20. Verfahren zum Katalysieren einer chemischen Reaktion, bei dem Einsatzmaterial mit einer Struktur gemäß einem der Ansprüche 1 bis 15 oder 18, die in aktiver katalytischer Form vorliegt, unter katalytischen Umwandlungsbedingungen kontaktiert wird, und eine Zusammensetzung gewonnen wird, die mindestens ein umgewandeltes Produkt umfasst.

21. Verfahren zum Katalysieren einer chemischen Reaktion, bei dem Einsatzmaterial mit einer Struktur gemäß einem der Ansprüche 1 bis 15 oder 18, die in Form einer Membran und in aktiver katalytischer Form vorliegt, unter katalytischen Umwandlungsbedingungen kontaktiert wird und von der gegenüberliegenden Seite der Struktur mindestens ein Umwandlungsprodukt gewonnen wird.

22. Verfahren nach Anspruch 21, wobei das Umwandlungsprodukt in einer Konzentration vorliegt, die von seiner Gleichgewichtskonzentration in der Reaktionsmischung abweicht.

23. Verfahren nach einem der Ansprüche 20 bis 22, wobei die Struktur sich in unmittelbarer Nähe zu oder in Kontakt mit einem Katalysator oder einem weiteren Katalysator befindet.

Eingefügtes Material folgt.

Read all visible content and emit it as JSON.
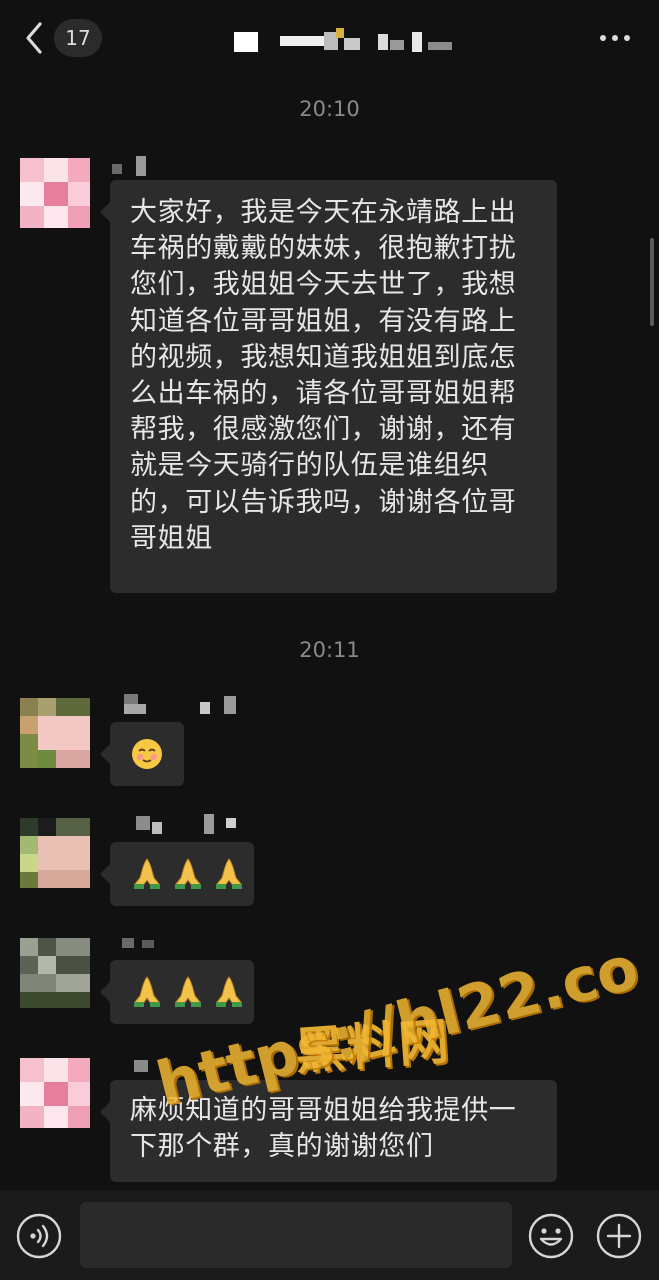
{
  "header": {
    "unread_count": "17",
    "title_pixelated": true
  },
  "messages": [
    {
      "time": "20:10",
      "text": "大家好，我是今天在永靖路上出\n车祸的戴戴的妹妹，很抱歉打扰\n您们，我姐姐今天去世了，我想\n知道各位哥哥姐姐，有没有路上\n的视频，我想知道我姐姐到底怎\n么出车祸的，请各位哥哥姐姐帮\n帮我，很感激您们，谢谢，还有\n就是今天骑行的队伍是谁组织\n的，可以告诉我吗，谢谢各位哥\n哥姐姐"
    },
    {
      "time": "20:11",
      "emoji": "smiling-face-emoji"
    },
    {
      "emoji": "folded-hands-emoji"
    },
    {
      "emoji": "folded-hands-emoji"
    },
    {
      "text": "麻烦知道的哥哥姐姐给我提供一\n下那个群，真的谢谢您们"
    }
  ],
  "watermark": {
    "line1": "黑料网",
    "line2": "https://hl22.co",
    "color": "#f2b733"
  },
  "colors": {
    "background": "#111111",
    "bubble": "#2c2c2c",
    "text": "#e6e6e6",
    "timestamp": "#8a8a8a"
  }
}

24. Verfahren zum Katalysieren einer chemischen Reaktion, bei dem ein Reaktant einer bimolekularen Reaktion mit einer Seite einer Struktur gemäß einem der Ansprüche 1 bis 15 oder 18, die in Form einer Membran und in aktiver katalytischer Form vorliegt, unter katalytischen Umwandlungsbedingungen kontaktiert wird und die Zugabe eines zweiten Reaktanten durch Diffusion von der gegenüberliegenden Seite der Struktur gesteuert wird, um die Reaktionsbedingungen präziser zu steuern.

25. Produkt, das nach einem Verfahren gemäß einem der Ansprüche 19 bis 24 hergestellt worden ist.

26. Die Verwendung von hitzebeständigem Material außer Siliciumdioxid, um die Selektivität einer Molekularsiebmembran, insbesondere einer Zeolithmembran, zu verbessern.